As a preseason play-caller, he kept his play sheet close, but his cards closer. He called a boring game. Everything about the Patriots offense was, in the favorite words of every NFL commentator, “vanilla.”
That is, soft-serve vanilla with a twist of doubt.
The Pats played offense in their preseason opener like they have all summer: as if they already know they can’t trust their offensive line. Like it’s a bug of their system, not a feature. And why wouldn’t they feel this way?

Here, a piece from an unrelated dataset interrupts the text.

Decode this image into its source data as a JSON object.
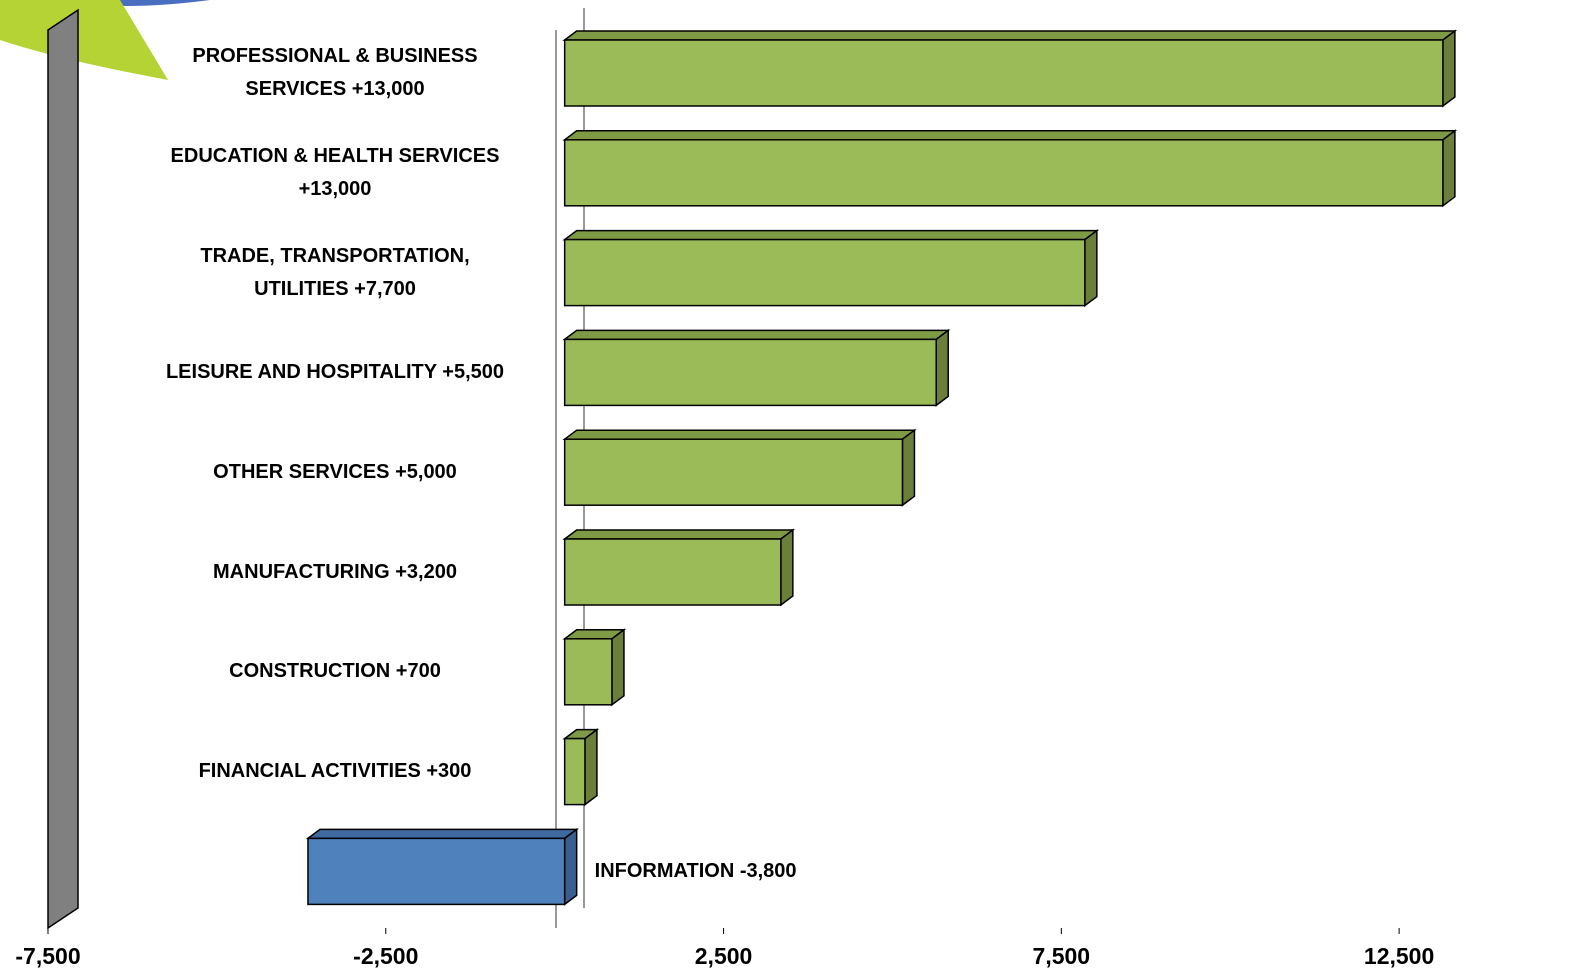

Their most experienced O-lineman Thursday night was Conor McDermott, a 7-year veteran who started at left tackle after spending two weeks of practice on the right side. McDermott flipped because the Patriots had one other option based on their available linemen: Andrew Stueber, a 2022 seventh-rounder. But injuries, which have recently sidelined offensive tackles Trent Brown and Calvin Anderson, and guards Cole Strange and Mike Onwenu, don’t paint the whole picture.

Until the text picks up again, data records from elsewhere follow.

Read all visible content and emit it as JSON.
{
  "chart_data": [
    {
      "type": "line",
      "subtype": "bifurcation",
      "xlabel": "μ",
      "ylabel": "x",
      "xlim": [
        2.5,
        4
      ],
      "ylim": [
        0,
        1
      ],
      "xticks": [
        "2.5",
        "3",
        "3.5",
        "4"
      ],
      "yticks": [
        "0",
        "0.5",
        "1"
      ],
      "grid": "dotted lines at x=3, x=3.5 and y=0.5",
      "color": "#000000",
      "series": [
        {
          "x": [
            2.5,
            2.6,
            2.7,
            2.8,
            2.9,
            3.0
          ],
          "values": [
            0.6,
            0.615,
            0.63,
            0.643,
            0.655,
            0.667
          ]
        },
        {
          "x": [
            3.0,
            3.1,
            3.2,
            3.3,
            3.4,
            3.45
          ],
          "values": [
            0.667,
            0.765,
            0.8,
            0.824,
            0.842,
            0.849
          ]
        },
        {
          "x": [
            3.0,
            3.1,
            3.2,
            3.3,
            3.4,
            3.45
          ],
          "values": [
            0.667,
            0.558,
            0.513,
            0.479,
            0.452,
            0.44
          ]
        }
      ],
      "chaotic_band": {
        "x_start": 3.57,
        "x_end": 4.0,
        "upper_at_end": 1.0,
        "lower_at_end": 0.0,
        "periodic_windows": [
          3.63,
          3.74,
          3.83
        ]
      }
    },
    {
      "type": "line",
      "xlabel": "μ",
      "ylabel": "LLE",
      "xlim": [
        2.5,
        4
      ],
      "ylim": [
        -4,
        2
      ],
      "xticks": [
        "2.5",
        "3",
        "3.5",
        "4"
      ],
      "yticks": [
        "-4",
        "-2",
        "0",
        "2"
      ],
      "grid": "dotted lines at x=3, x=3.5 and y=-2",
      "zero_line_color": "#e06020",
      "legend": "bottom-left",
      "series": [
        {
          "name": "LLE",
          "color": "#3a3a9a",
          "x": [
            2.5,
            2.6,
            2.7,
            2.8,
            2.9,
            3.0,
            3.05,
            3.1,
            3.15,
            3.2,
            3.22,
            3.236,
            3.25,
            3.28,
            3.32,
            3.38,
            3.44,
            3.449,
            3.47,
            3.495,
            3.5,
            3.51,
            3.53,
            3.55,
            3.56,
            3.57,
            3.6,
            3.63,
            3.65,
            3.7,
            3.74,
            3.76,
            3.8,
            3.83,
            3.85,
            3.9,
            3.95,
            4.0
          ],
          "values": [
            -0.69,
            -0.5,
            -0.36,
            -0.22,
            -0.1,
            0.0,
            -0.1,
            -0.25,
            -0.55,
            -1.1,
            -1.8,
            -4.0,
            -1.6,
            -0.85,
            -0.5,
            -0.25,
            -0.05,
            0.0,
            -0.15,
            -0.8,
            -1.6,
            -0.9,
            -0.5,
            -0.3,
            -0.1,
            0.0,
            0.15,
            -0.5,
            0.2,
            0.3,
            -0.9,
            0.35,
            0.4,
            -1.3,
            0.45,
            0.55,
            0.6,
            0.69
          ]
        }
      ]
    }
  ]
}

How O’Brien has been working around the Pats’ shaky O-line talent for weeks does. Start with the talent.
Three plays into the Pats’ opening drive, a backup line consisting of McDermott, two rookies, second-year backup Kody Russey and journeyman James Ferentz, got beat for a sack on a delayed blitz. Down went Bailey Zappe.

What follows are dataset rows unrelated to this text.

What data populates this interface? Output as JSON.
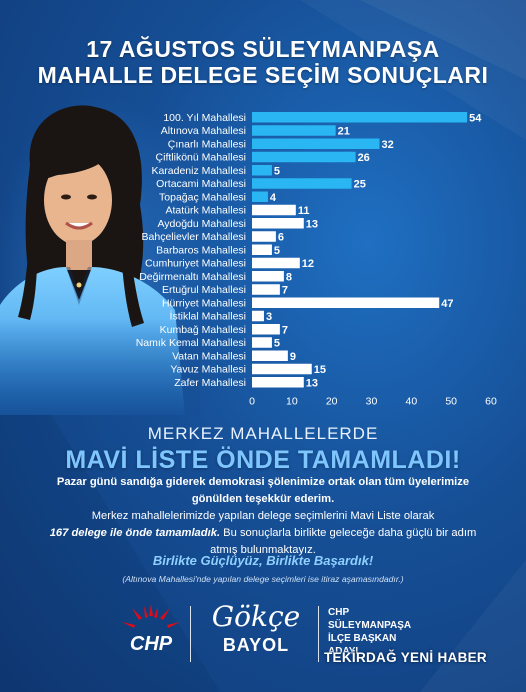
{
  "title_line1": "17 AĞUSTOS SÜLEYMANPAŞA",
  "title_line2": "MAHALLE DELEGE SEÇİM SONUÇLARI",
  "chart_data": {
    "type": "bar",
    "orientation": "horizontal",
    "categories": [
      "100. Yıl Mahallesi",
      "Altınova Mahallesi",
      "Çınarlı Mahallesi",
      "Çiftlikönü Mahallesi",
      "Karadeniz Mahallesi",
      "Ortacami Mahallesi",
      "Topağaç Mahallesi",
      "Atatürk Mahallesi",
      "Aydoğdu Mahallesi",
      "Bahçelievler Mahallesi",
      "Barbaros Mahallesi",
      "Cumhuriyet Mahallesi",
      "Değirmenaltı Mahallesi",
      "Ertuğrul Mahallesi",
      "Hürriyet Mahallesi",
      "İstiklal Mahallesi",
      "Kumbağ Mahallesi",
      "Namık Kemal Mahallesi",
      "Vatan Mahallesi",
      "Yavuz Mahallesi",
      "Zafer Mahallesi"
    ],
    "values": [
      54,
      21,
      32,
      26,
      5,
      25,
      4,
      11,
      13,
      6,
      5,
      12,
      8,
      7,
      47,
      3,
      7,
      5,
      9,
      15,
      13
    ],
    "bar_colors": [
      "#29b6f2",
      "#29b6f2",
      "#29b6f2",
      "#29b6f2",
      "#29b6f2",
      "#29b6f2",
      "#29b6f2",
      "#ffffff",
      "#ffffff",
      "#ffffff",
      "#ffffff",
      "#ffffff",
      "#ffffff",
      "#ffffff",
      "#ffffff",
      "#ffffff",
      "#ffffff",
      "#ffffff",
      "#ffffff",
      "#ffffff",
      "#ffffff"
    ],
    "xticks": [
      0,
      10,
      20,
      30,
      40,
      50,
      60
    ],
    "xlim": [
      0,
      60
    ],
    "data_labels": true,
    "grid": false
  },
  "subtitle": "MERKEZ MAHALLELERDE",
  "headline": "MAVİ LİSTE ÖNDE TAMAMLADI!",
  "paragraph1": "Pazar günü sandığa giderek demokrasi şölenimize ortak olan tüm üyelerimize gönülden teşekkür ederim.",
  "paragraph2_start": "Merkez mahallelerimizde yapılan delege seçimlerini Mavi Liste olarak",
  "paragraph2_bold": "167 delege ile önde tamamladık.",
  "paragraph2_end": "Bu sonuçlarla birlikte geleceğe daha güçlü bir adım atmış bulunmaktayız.",
  "slogan": "Birlikte Güçlüyüz, Birlikte Başardık!",
  "note": "(Altınova Mahallesi'nde yapılan delege seçimleri ise itiraz aşamasındadır.)",
  "footer": {
    "logo_text": "CHP",
    "signature_script": "Gökçe",
    "signature_name": "BAYOL",
    "role_line1": "CHP",
    "role_line2": "SÜLEYMANPAŞA",
    "role_line3": "İLÇE BAŞKAN",
    "role_line4": "ADAYI"
  },
  "watermark": "TEKİRDAĞ YENİ HABER",
  "colors": {
    "background": "#164f96",
    "accent_bar": "#29b6f2",
    "headline": "#7fc6ff",
    "chp_red": "#e30a17"
  }
}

Over their second series, McDermott allowed a run stuff and got flagged for a false start. In the third quarter, backup running back J.J. Taylor narrowly avoided a safety on a run play that started at the 5-yard line. The O-line couldn’t clear enough room for anyone — not even the 5-foot-6 Taylor — to shimmy through against Texans backups, until shifty rookie quarterback Malik Cunningham started dazzling midway through the fourth quarter.
Cunningham’s magic aside, the Pats finished with 44 yards on 20 carries. Rushing was a misery.
The Pats’ passing performance wasn’t quite as grim, though it did offer a textbook lesson in why completion percentage fails to capture a quarterback’s performance by itself. Zappe posted a sparking 12-of-14 stat line, but averaged 4.4 yards per dropback, thanks to two sacks and a game plan that protected him like his mother had been at the controls.
Mirroring a modified version of what’s been run in practice, O’Brien called screens on 25% of Zappe passing plays. Zappe targeted the same quick-game concept — stick — three times. Around those calls, O’Brien sprinkled in run-pass options for both Zappe and Trace McSorley, which at least gave them the option of handing off against a suddenly immovable Texans front or trying to pass against the unstoppable force that had become Houston’s pass rush.
It wasn’t until Cunningham’s heroics that the offense could overcome its faulty front, but an undrafted rookie won’t be able to save the Patriots in the regular season. Time might heal these wounds, presuming Brown, Strange and Onwenu can return for Week 1. But if any of them get hurt again, one member of Thursday night’s sad-sack crew will replace them.
That’s why Thursday matters, even if it’s fated to be a footnote in the story of the 2023 Patriots. Not to mention, the Pats’ top O-line, with a left-to-right roll call of Brown, Strange, David Andrews, Onwenu and Riley Reiff, still inspires questions.
Brown’s injury history is spotty at best. Strange, despite being a first-round pick, got benched twice as a rookie. Before Reiff joined the Patriots, he blocked for two the worst offensive lines in the league in consecutive years, with the Bengals in 2021 and the Bears last season. Neither team opted to retain him.
The Pats signed Reiff for a measly $5 million, chump change to the best offensive tackles in the league. Then, after two days in training camp, the Patriots promoted McDermott into his spot on the first-team offense. Was it a benching? Was it a pre-planned rotation?
It became impossible to tell because Brown’s ensuing injury forced Reiff to start in his place for a week-plus — and the fact neither position stopped acting like a revolving door. The offense allowed 20 sacks in team drills over the three practices that preceded Thursday’s preseason opener.
This is the offensive foundation the Patriots chose to build for themselves, despite ample cash, cap room and draft capital last spring. The cracks are showing. At least O’Brien is already for sealant.